Como já decidiu a Quinta Turma do STJ, “o indeferimento do pedido da intimação de testemunhas de defesa pelo juízo criminal baseada unicamente na ausência de justificativa para a intimação pessoal, previsto no art. 396-A do CPP, configura cerceamento de defesa e infringe os princípios do contraditório e da ampla defesa” (REsp n. 2.098.923/PR, Rel. Min.
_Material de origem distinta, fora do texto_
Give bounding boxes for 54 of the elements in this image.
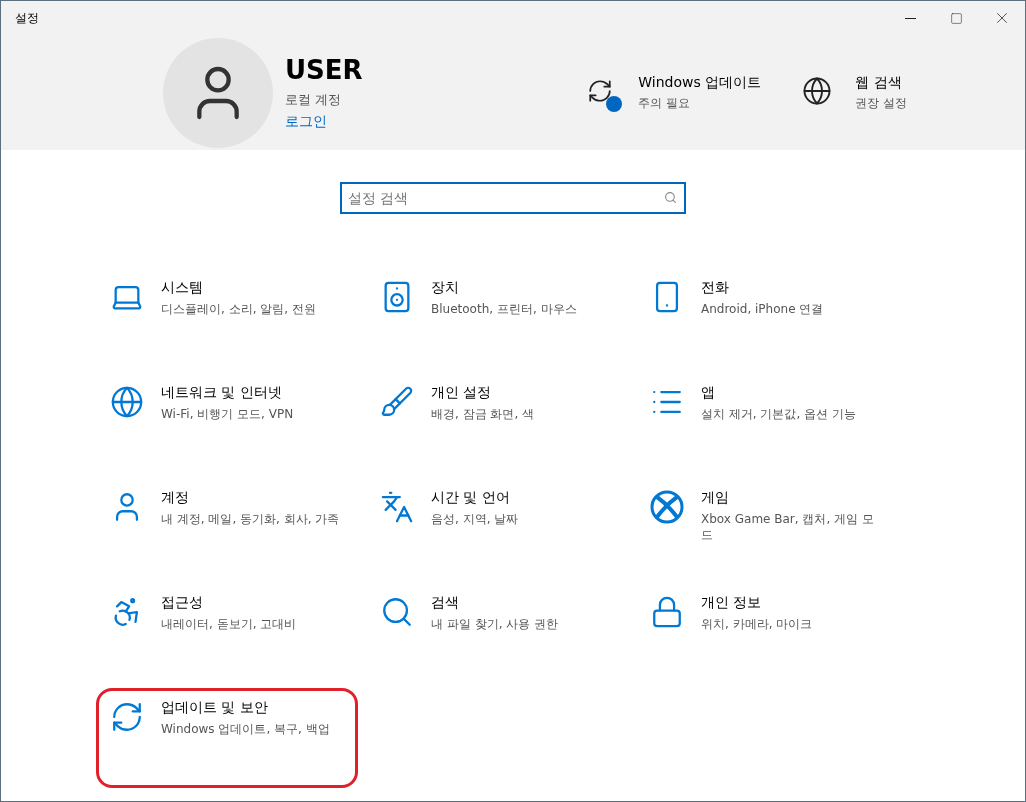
tile-title: 계정 <box>161 489 190 507</box>
settings-tile[interactable]: 개인 설정 배경, 잠금 화면, 색 <box>366 373 628 473</box>
tile-subtitle: Android, iPhone 연결 <box>701 301 824 317</box>
window-title: 설정 <box>14 9 40 27</box>
maximize-icon <box>949 11 963 25</box>
settings-tile[interactable]: 개인 정보 위치, 카메라, 마이크 <box>636 583 898 683</box>
globe-icon <box>109 384 145 420</box>
header-link-subtitle: 주의 필요 <box>638 94 692 112</box>
settings-tile[interactable]: 앱 설치 제거, 기본값, 옵션 기능 <box>636 373 898 473</box>
settings-tile[interactable]: 전화 Android, iPhone 연결 <box>636 268 898 368</box>
settings-tile[interactable]: 게임 Xbox Game Bar, 캡처, 게임 모드 <box>636 478 898 578</box>
tile-title: 개인 정보 <box>701 594 763 612</box>
search-field[interactable]: 설정 검색 <box>340 182 686 214</box>
tile-title: 시스템 <box>161 279 204 297</box>
tile-title: 게임 <box>701 489 730 507</box>
tile-subtitle: Windows 업데이트, 복구, 백업 <box>161 721 330 737</box>
tile-subtitle: Wi-Fi, 비행기 모드, VPN <box>161 406 294 422</box>
tile-subtitle: 디스플레이, 소리, 알림, 전원 <box>161 301 316 317</box>
tile-title: 네트워크 및 인터넷 <box>161 384 283 402</box>
tile-title: 업데이트 및 보안 <box>161 699 269 717</box>
tile-subtitle: 음성, 지역, 날짜 <box>431 511 519 527</box>
tile-subtitle: 배경, 잠금 화면, 색 <box>431 406 535 422</box>
header-link-subtitle: 권장 설정 <box>855 94 907 112</box>
tile-title: 장치 <box>431 279 460 297</box>
x-circle-icon <box>649 489 685 525</box>
tile-title: 시간 및 언어 <box>431 489 511 507</box>
settings-tile[interactable]: 검색 내 파일 찾기, 사용 권한 <box>366 583 628 683</box>
settings-tile[interactable]: 업데이트 및 보안 Windows 업데이트, 복구, 백업 <box>96 688 358 788</box>
settings-tile[interactable]: 장치 Bluetooth, 프린터, 마우스 <box>366 268 628 368</box>
sign-in-link[interactable]: 로그인 <box>285 112 363 131</box>
tile-title: 개인 설정 <box>431 384 493 402</box>
tile-title: 앱 <box>701 384 716 402</box>
tile-subtitle: 설치 제거, 기본값, 옵션 기능 <box>701 406 856 422</box>
minimize-icon <box>904 17 916 19</box>
tile-subtitle: Bluetooth, 프린터, 마우스 <box>431 301 577 317</box>
settings-tile[interactable]: 시스템 디스플레이, 소리, 알림, 전원 <box>96 268 358 368</box>
settings-tile[interactable]: 계정 내 계정, 메일, 동기화, 회사, 가족 <box>96 478 358 578</box>
tile-title: 검색 <box>431 594 460 612</box>
tile-subtitle: 내 계정, 메일, 동기화, 회사, 가족 <box>161 511 340 527</box>
language-icon <box>379 489 415 525</box>
search-icon <box>664 191 677 204</box>
account-type: 로컬 계정 <box>285 90 343 109</box>
tile-subtitle: 내 파일 찾기, 사용 권한 <box>431 616 559 632</box>
tile-title: 접근성 <box>161 594 204 612</box>
tile-title: 전화 <box>701 279 730 297</box>
settings-tile[interactable]: 네트워크 및 인터넷 Wi-Fi, 비행기 모드, VPN <box>96 373 358 473</box>
user-name: USER <box>285 54 363 85</box>
header-link-title[interactable]: 웹 검색 <box>855 73 907 92</box>
tile-subtitle: 내레이터, 돋보기, 고대비 <box>161 616 297 632</box>
tile-subtitle: 위치, 카메라, 마이크 <box>701 616 813 632</box>
header-link-title[interactable]: Windows 업데이트 <box>638 73 762 92</box>
settings-tile[interactable]: 시간 및 언어 음성, 지역, 날짜 <box>366 478 628 578</box>
tile-subtitle: Xbox Game Bar, 캡처, 게임 모드 <box>701 511 875 543</box>
settings-tile[interactable]: 접근성 내레이터, 돋보기, 고대비 <box>96 583 358 683</box>
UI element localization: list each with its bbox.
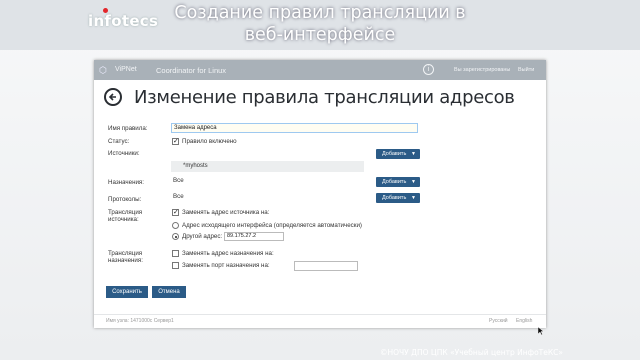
replace-source-label: Заменять адрес источника на: bbox=[182, 209, 270, 216]
rule-name-input[interactable]: Замена адреса bbox=[171, 123, 418, 133]
auto-address-radio[interactable] bbox=[172, 222, 179, 229]
replace-port-label: Заменять порт назначения на: bbox=[182, 262, 270, 269]
source-translation-label-1: Трансляция bbox=[108, 209, 143, 216]
rule-name-label: Имя правила: bbox=[108, 125, 148, 132]
status-label: Статус: bbox=[108, 138, 130, 145]
other-address-input[interactable]: 89.175.27.2 bbox=[224, 232, 284, 241]
replace-source-checkbox[interactable] bbox=[172, 208, 179, 216]
protocols-value: Все bbox=[173, 193, 184, 200]
presentation-slide: infotecs Создание правил трансляции в ве… bbox=[0, 0, 640, 360]
logo-dot-icon bbox=[103, 8, 108, 13]
source-list-item[interactable]: *myhosts bbox=[171, 161, 364, 172]
other-address-radio[interactable] bbox=[172, 233, 179, 240]
product-name: ViPNet bbox=[115, 66, 137, 73]
replace-destination-checkbox[interactable] bbox=[172, 250, 179, 257]
auto-address-label: Адрес исходящего интерфейса (определяетс… bbox=[182, 222, 362, 229]
slide-title-line-1: Создание правил трансляции в bbox=[174, 3, 466, 23]
add-destination-label: Добавить bbox=[382, 179, 407, 185]
add-destination-button[interactable]: Добавить ▼ bbox=[376, 177, 420, 187]
user-status[interactable]: Вы зарегистрированы bbox=[454, 67, 510, 73]
vipnet-logo-icon: ⬡ bbox=[99, 65, 107, 75]
status-footer: Имя узла: 1471000c Сервер1 Русский Engli… bbox=[94, 314, 546, 328]
slide-title-line-2: веб-интерфейсе bbox=[244, 25, 396, 45]
add-source-button[interactable]: Добавить ▼ bbox=[376, 149, 420, 159]
language-en-link[interactable]: English bbox=[516, 315, 532, 327]
protocols-label: Протоколы: bbox=[108, 196, 142, 203]
destination-translation-label-1: Трансляция bbox=[108, 250, 143, 257]
mouse-cursor-icon bbox=[538, 327, 544, 335]
chevron-down-icon: ▼ bbox=[411, 179, 416, 185]
save-button[interactable]: Сохранить bbox=[106, 286, 148, 298]
back-arrow-icon[interactable] bbox=[104, 88, 122, 106]
add-protocol-label: Добавить bbox=[382, 195, 407, 201]
cancel-button[interactable]: Отмена bbox=[152, 286, 186, 298]
rule-enabled-checkbox[interactable] bbox=[172, 137, 179, 145]
replace-port-checkbox[interactable] bbox=[172, 262, 179, 269]
destinations-value: Все bbox=[173, 177, 184, 184]
app-name: Coordinator for Linux bbox=[156, 66, 227, 75]
sources-label: Источники: bbox=[108, 150, 140, 157]
chevron-down-icon: ▼ bbox=[411, 195, 416, 201]
chevron-down-icon: ▼ bbox=[411, 151, 416, 157]
destination-translation-label-2: назначения: bbox=[108, 257, 143, 264]
source-translation-label-2: источника: bbox=[108, 216, 139, 223]
other-address-label: Другой адрес: bbox=[182, 233, 223, 240]
rule-enabled-label: Правило включено bbox=[182, 138, 237, 145]
copyright-text: ©НОЧУ ДПО ЦПК «Учебный центр ИнфоТеКС» bbox=[380, 348, 564, 357]
info-icon[interactable]: i bbox=[423, 64, 434, 75]
infotecs-logo: infotecs bbox=[88, 12, 159, 30]
logout-link[interactable]: Выйти bbox=[518, 67, 534, 73]
web-interface-window: ⬡ ViPNet Coordinator for Linux i Вы заре… bbox=[94, 60, 546, 335]
language-ru-link[interactable]: Русский bbox=[489, 315, 508, 327]
node-info: Имя узла: 1471000c Сервер1 bbox=[106, 318, 174, 324]
page-title: Изменение правила трансляции адресов bbox=[134, 87, 515, 108]
add-source-label: Добавить bbox=[382, 151, 407, 157]
replace-destination-label: Заменять адрес назначения на: bbox=[182, 250, 274, 257]
add-protocol-button[interactable]: Добавить ▼ bbox=[376, 193, 420, 203]
port-input[interactable] bbox=[294, 261, 358, 271]
destinations-label: Назначения: bbox=[108, 179, 145, 186]
app-header-bar: ⬡ ViPNet Coordinator for Linux i Вы заре… bbox=[94, 60, 546, 80]
slide-title: Создание правил трансляции в веб-интерфе… bbox=[150, 2, 490, 46]
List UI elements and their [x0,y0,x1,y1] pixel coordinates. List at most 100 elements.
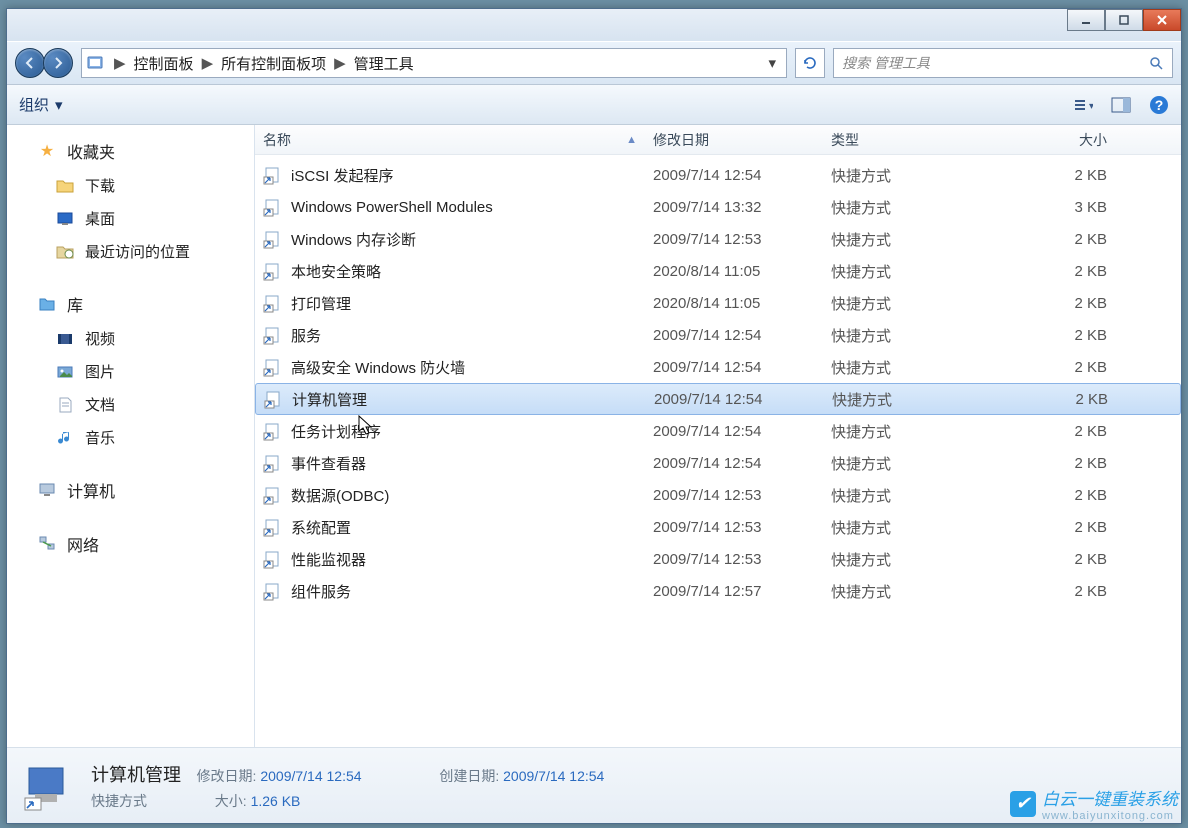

Ribeiro Dantas, Quinta Turma, julgado em 21/5/2024, DJe de 28/5/2024.

Importante também ressaltar as palavras do ministro Ribeiro Dantas, que ao julgar o recentíssimo REsp 2158127, pontuou que a iniciativa do juiz de intimar formalmente somente para as testemunhas da acusação “traz ônus à ampla exposição das teses dos réus e limita a utilização de alternativas formais a compelir a testemunha a comparecer à audiência” e demonstra “tratamento facilitado ao exercício da acusação, em ofensa da isonomia na relação processual.

No caso concreto ainda há um aspecto que deixa a situação ainda pior: o fato de a determinação ter partido por um ministro do Supremo Tribunal Federal, Corte que tem a árdua e nobre missão de zelar pelo cumprimento da Constituição Federal.

Além disso, há um risco enorme de efeito cascata, já que as instâncias inferiores contarão com o precedente da suprema corte do país.

Por respeito ao devido processo legal e às garantias fundamentais previstas na Constituição, a determinação deveria ser revista, seja de ofício pelo relator ou por determinação dos demais ministros que compõem a Primeira Turma.